How long does it take for aquifer recharge or aquifer discharge processes to reach steady state?

Abstract

• Mathematical model of aquifer recharge and discharge is analyzed. • Timescale required to effectively reach steady state is considered. • Mean action time used to show how timescale depends on model parameters. • Theoretical timescales compare well with new laboratory measurements. Groundwater flow models are usually characterized as being either transient flow models or steady state flow models. Given that steady state groundwater flow conditions arise as a long time asymptotic limit of a particular transient response, it is natural for us to seek a finite estimate of the amount of time required for a particular transient flow problem to effectively reach steady state.
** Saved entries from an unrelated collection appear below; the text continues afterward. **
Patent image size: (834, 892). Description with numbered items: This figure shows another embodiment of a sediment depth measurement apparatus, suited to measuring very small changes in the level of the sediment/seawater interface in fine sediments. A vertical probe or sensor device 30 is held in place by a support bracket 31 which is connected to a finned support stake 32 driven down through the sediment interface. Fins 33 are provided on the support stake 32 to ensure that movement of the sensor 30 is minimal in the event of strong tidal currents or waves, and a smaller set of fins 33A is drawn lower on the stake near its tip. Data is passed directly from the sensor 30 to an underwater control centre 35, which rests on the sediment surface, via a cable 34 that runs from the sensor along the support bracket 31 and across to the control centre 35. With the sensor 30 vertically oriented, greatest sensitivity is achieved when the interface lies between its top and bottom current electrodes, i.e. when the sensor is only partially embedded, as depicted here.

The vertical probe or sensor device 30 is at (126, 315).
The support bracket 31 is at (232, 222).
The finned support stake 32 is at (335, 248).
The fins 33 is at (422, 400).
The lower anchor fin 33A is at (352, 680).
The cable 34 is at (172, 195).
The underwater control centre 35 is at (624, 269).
Here, we introduce the concept of mean action time (MAT) to address a fundamental question: how long does it take for a groundwater recharge process or discharge processes to effectively reach steady state? This concept relies on identifying a cumulative distribution function, F ( t ; x ), which varies from F (0; x ) = 0 to F ( t ; x ) → 1 − as t → ∞, thereby providing us with a measurement of the progress of the system towards steady state. The MAT corresponds to the mean of the associated probability density function f ( t ; x ) = d F /d t , and we demonstrate that this framework provides useful analytical insight by explicitly showing how the MAT depends on the parameters in the model and the geometry of the problem. Additional theoretical results relating to the variance of f ( t ; x ), known as the variance of action time (VAT), are also presented. To test our theoretical predictions we include measurements from a laboratory-scale experiment describing flow through a homogeneous porous medium. The laboratory data confirms that the theoretical MAT predictions are in good agreement with measurements from the physical model.